One stage vs two stage models
The end goal of an object detection model is to predict the location of each object in the image AND predict the class. The first step is a regression problem while the second one is a classification problem.
One stage network
Using a single network, bounding boxes and classes are generated simultaneously. Famous one stage network architecture are YOLO and SSD.
Two stage network
Two separate models are used:
Regional proposal network (RPN).
Classifier.
The RPN scans an image and proposes candidate regions that are likely objects.
The classifier processes each proposed region and classifies it into an object class.
Famous models in this class are: R-CNN, Fast and Faster R-CNN.
Bonus: Transformer based architecture DETR [1]
DETR is an End-To-End modelling technique that uses a transformer based architecture to detect objects. It holds a special place in my hearth as I have used it in my Master thesis. This model is quite complicated and would require a stand alone blog post. DETR performed quite well metrics wise, but it hard to parallelize it, was quite heavy and predictions were slow.

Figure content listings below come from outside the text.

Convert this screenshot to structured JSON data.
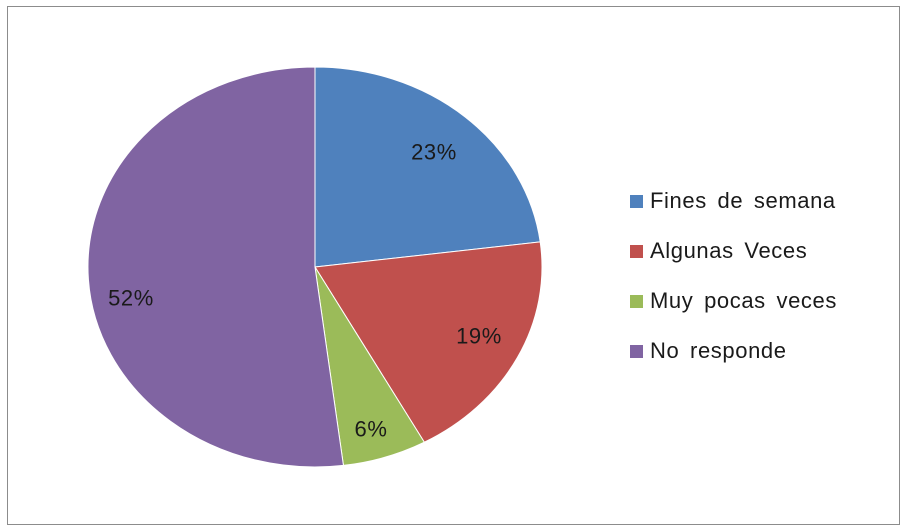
{
  "chart_data": {
    "type": "pie",
    "categories": [
      "Fines de semana",
      "Algunas Veces",
      "Muy pocas veces",
      "No responde"
    ],
    "values": [
      23,
      19,
      6,
      52
    ],
    "labels": [
      "23%",
      "19%",
      "6%",
      "52%"
    ],
    "colors": [
      "#4f81bd",
      "#c0504d",
      "#9bbb59",
      "#8064a2"
    ],
    "legend": "right"
  }
}
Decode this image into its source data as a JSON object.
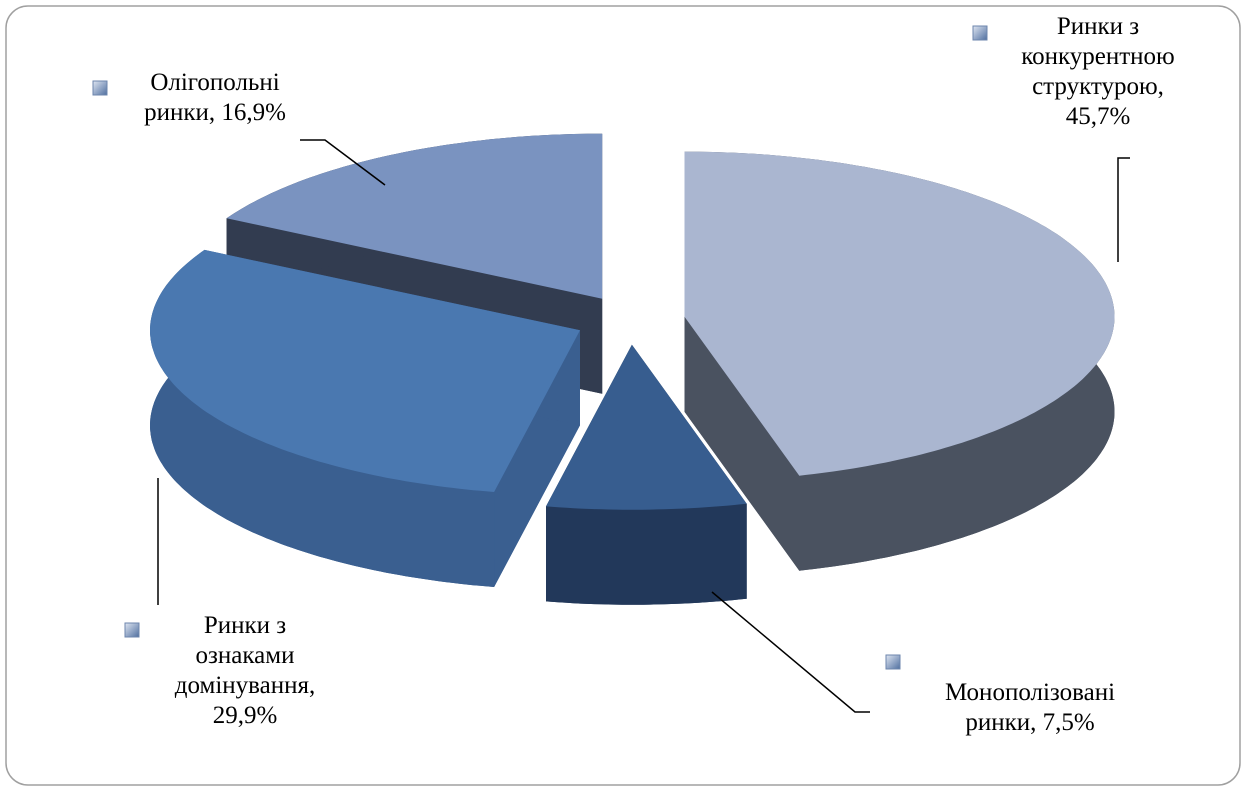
{
  "chart_data": {
    "type": "pie3d",
    "values": [
      45.7,
      7.5,
      29.9,
      16.9
    ],
    "value_labels": [
      [
        "Ринки з",
        "конкурентною",
        "структурою,",
        "45,7%"
      ],
      [
        "Монополізовані",
        "ринки, 7,5%"
      ],
      [
        "Ринки з",
        "ознаками",
        "домінування,",
        "29,9%"
      ],
      [
        "Олігопольні",
        "ринки, 16,9%"
      ]
    ],
    "colors": [
      "#aab6d0",
      "#375d8f",
      "#4a78b0",
      "#7a93c0"
    ],
    "side_colors": [
      "#4a5260",
      "#22385a",
      "#3a5f90",
      "#323c50"
    ]
  }
}
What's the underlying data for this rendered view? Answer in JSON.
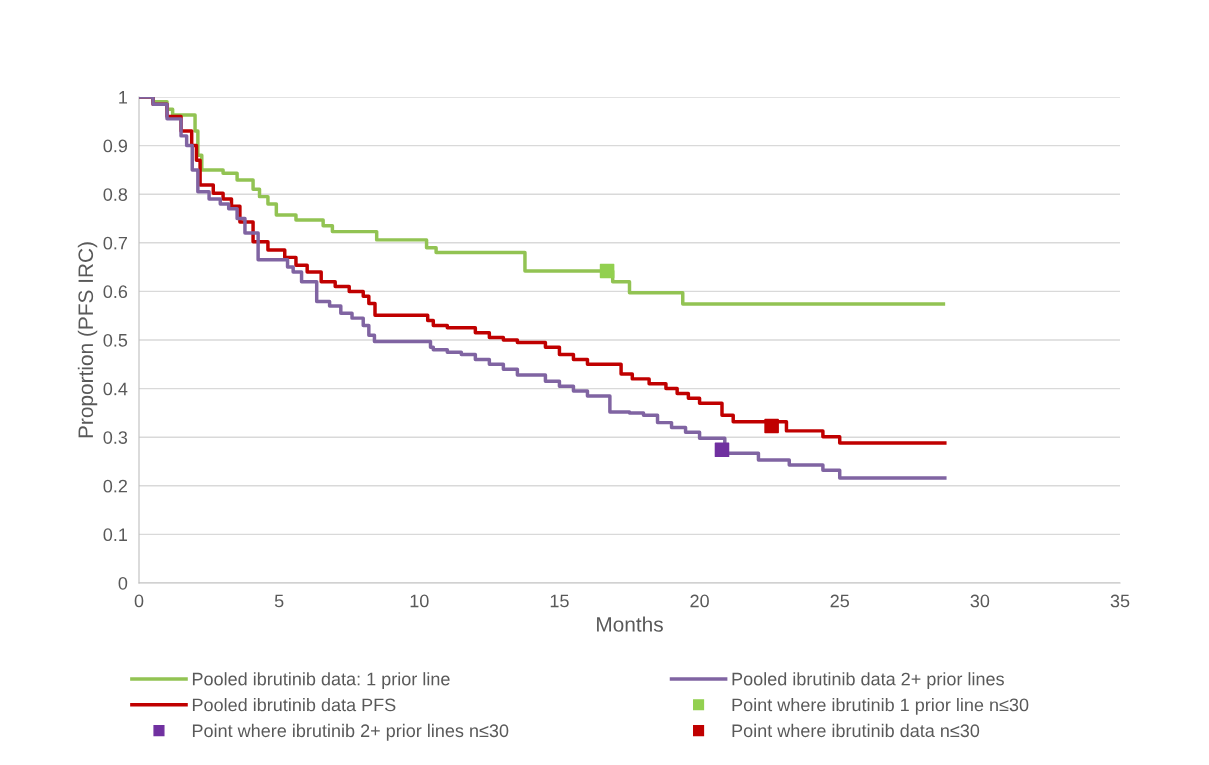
{
  "chart_data": {
    "type": "step",
    "xlabel": "Months",
    "ylabel": "Proportion (PFS IRC)",
    "xlim": [
      0,
      35
    ],
    "xticks": [
      0,
      5,
      10,
      15,
      20,
      25,
      30,
      35
    ],
    "ylim": [
      0,
      1
    ],
    "yticks": [
      0,
      0.1,
      0.2,
      0.3,
      0.4,
      0.5,
      0.6,
      0.7,
      0.8,
      0.9,
      1
    ],
    "grid": "y",
    "legend": "bottom",
    "line_style": "solid",
    "marker": "none",
    "series": [
      {
        "name": "Pooled ibrutinib data: 1 prior line",
        "color": "#92c353",
        "x": [
          0,
          0.5,
          1.0,
          1.2,
          2.0,
          2.1,
          2.24,
          3.0,
          3.5,
          4.07,
          4.3,
          4.6,
          4.9,
          5.6,
          6.57,
          6.9,
          8.48,
          10.26,
          10.6,
          13.77,
          16.9,
          17.5,
          19.4,
          28.7
        ],
        "values": [
          1,
          0.99,
          0.975,
          0.963,
          0.93,
          0.88,
          0.85,
          0.843,
          0.829,
          0.81,
          0.795,
          0.78,
          0.757,
          0.747,
          0.735,
          0.723,
          0.706,
          0.69,
          0.68,
          0.642,
          0.62,
          0.597,
          0.574,
          0.574
        ]
      },
      {
        "name": "Pooled ibrutinib data PFS",
        "color": "#c00000",
        "x": [
          0,
          0.5,
          1.0,
          1.5,
          1.88,
          2.05,
          2.18,
          2.65,
          3.0,
          3.3,
          3.6,
          4.07,
          4.6,
          5.2,
          5.6,
          6.0,
          6.5,
          7.0,
          7.5,
          8.0,
          8.2,
          8.42,
          10.3,
          10.5,
          11.0,
          12.0,
          12.5,
          13.0,
          13.5,
          14.5,
          15.0,
          15.5,
          16.0,
          17.2,
          17.6,
          18.2,
          18.8,
          19.2,
          19.6,
          20.0,
          20.8,
          21.2,
          23.1,
          24.4,
          25.0,
          28.75
        ],
        "values": [
          1,
          0.985,
          0.96,
          0.93,
          0.9,
          0.87,
          0.819,
          0.802,
          0.79,
          0.775,
          0.743,
          0.702,
          0.685,
          0.67,
          0.654,
          0.64,
          0.62,
          0.61,
          0.6,
          0.59,
          0.575,
          0.551,
          0.54,
          0.53,
          0.525,
          0.515,
          0.505,
          0.5,
          0.495,
          0.485,
          0.47,
          0.46,
          0.45,
          0.43,
          0.42,
          0.41,
          0.4,
          0.39,
          0.38,
          0.37,
          0.345,
          0.332,
          0.313,
          0.301,
          0.288,
          0.288
        ]
      },
      {
        "name": "Point where ibrutinib 2+ prior lines n≤30",
        "type": "scatter",
        "marker": "square",
        "color": "#7030a0",
        "x": [
          20.8
        ],
        "values": [
          0.274
        ]
      },
      {
        "name": "Pooled ibrutinib data 2+ prior lines",
        "color": "#8064a2",
        "x": [
          0,
          0.5,
          1.0,
          1.5,
          1.7,
          1.9,
          2.1,
          2.5,
          2.9,
          3.2,
          3.5,
          3.78,
          4.25,
          5.3,
          5.5,
          5.8,
          6.34,
          6.8,
          7.2,
          7.6,
          8.0,
          8.2,
          8.4,
          10.4,
          10.5,
          11.0,
          11.5,
          12.0,
          12.5,
          13.0,
          13.5,
          14.5,
          15.0,
          15.5,
          16.0,
          16.8,
          17.5,
          18.0,
          18.5,
          19.0,
          19.5,
          20.0,
          20.9,
          22.1,
          23.2,
          24.4,
          25.0,
          28.75
        ],
        "values": [
          1,
          0.985,
          0.955,
          0.92,
          0.9,
          0.85,
          0.805,
          0.79,
          0.78,
          0.77,
          0.75,
          0.72,
          0.665,
          0.65,
          0.64,
          0.62,
          0.579,
          0.57,
          0.555,
          0.545,
          0.53,
          0.51,
          0.497,
          0.485,
          0.48,
          0.475,
          0.47,
          0.46,
          0.45,
          0.44,
          0.428,
          0.415,
          0.405,
          0.395,
          0.385,
          0.352,
          0.35,
          0.345,
          0.33,
          0.32,
          0.31,
          0.298,
          0.267,
          0.253,
          0.243,
          0.232,
          0.216,
          0.216
        ]
      },
      {
        "name": "Point where ibrutinib 1 prior line n≤30",
        "type": "scatter",
        "marker": "square",
        "color": "#92d050",
        "x": [
          16.7
        ],
        "values": [
          0.642
        ]
      },
      {
        "name": "Point where ibrutinib data n≤30",
        "type": "scatter",
        "marker": "square",
        "color": "#c00000",
        "x": [
          22.57
        ],
        "values": [
          0.323
        ]
      }
    ]
  }
}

The tradeoff for object detection models is made across three different dimensions:
Prediction latency
Model size
Precision
Needless to say, if you want to put an object detection model on a GPU of a car, you probably are not going to use DETR.

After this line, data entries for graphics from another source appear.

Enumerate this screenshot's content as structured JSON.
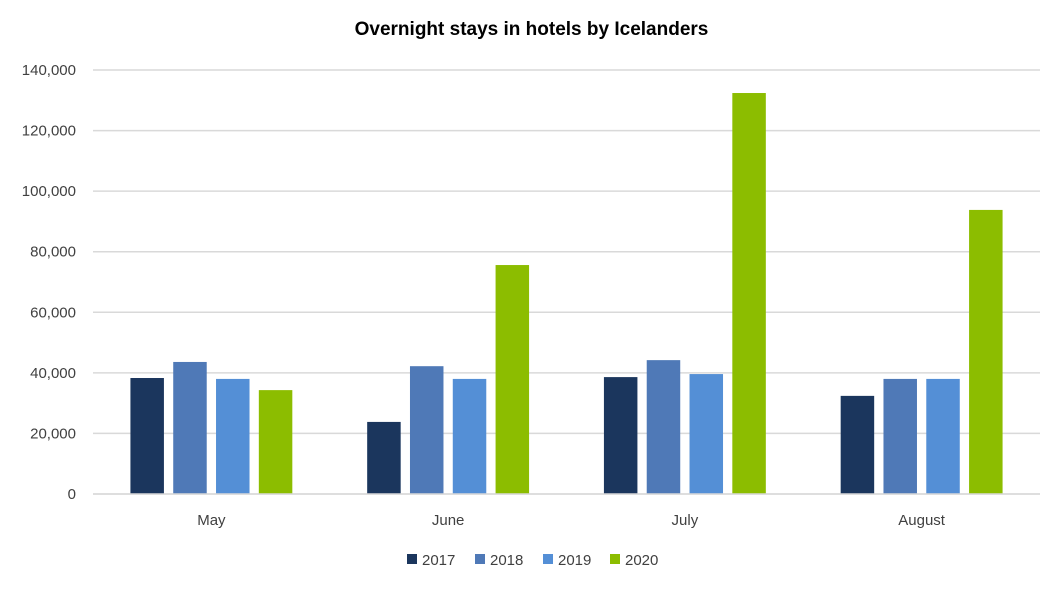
{
  "chart_data": {
    "type": "bar",
    "title": "Overnight stays in hotels by Icelanders",
    "xlabel": "",
    "ylabel": "",
    "categories": [
      "May",
      "June",
      "July",
      "August"
    ],
    "ylim": [
      0,
      140000
    ],
    "yticks": [
      0,
      20000,
      40000,
      60000,
      80000,
      100000,
      120000,
      140000
    ],
    "ytick_labels": [
      "0",
      "20,000",
      "40,000",
      "60,000",
      "80,000",
      "100,000",
      "120,000",
      "140,000"
    ],
    "grid": true,
    "legend_position": "bottom",
    "series": [
      {
        "name": "2017",
        "color": "#1b365d",
        "values": [
          38300,
          23800,
          38600,
          32400
        ]
      },
      {
        "name": "2018",
        "color": "#4f79b7",
        "values": [
          43600,
          42200,
          44200,
          38000
        ]
      },
      {
        "name": "2019",
        "color": "#548fd6",
        "values": [
          38000,
          38000,
          39600,
          38000
        ]
      },
      {
        "name": "2020",
        "color": "#8cbd00",
        "values": [
          34300,
          75600,
          132400,
          93800
        ]
      }
    ]
  }
}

Evaluating object detection models
The loss of an object detection model is weighted sum between the regression loss and the classification loss.
The regression loss measures how aligned the predicted bounding boxes are with the ground truth. The most common loss used is the L2 loss.
The classification loss is the usual cross-entropy loss.
However, some more thought is needed. When a predicted bounding box is considered correct? Usually an overlap between the ground truth bounding box and the predicted bounding box is calculated. This overlap is the so called intersection over union. (IOU)
With different IOU thresholds, you will have different precision. For this reason, the average precision (AP) is calculated across thresholds.
To summarize the model performance for various classes, the mean average precision (mAP) is calculated as the average of the APs across all classes.
Closing thoughts
Choosing the right object detection model is an important step in the modelling process. I hope you learned something useful that you can apply in your day to day job.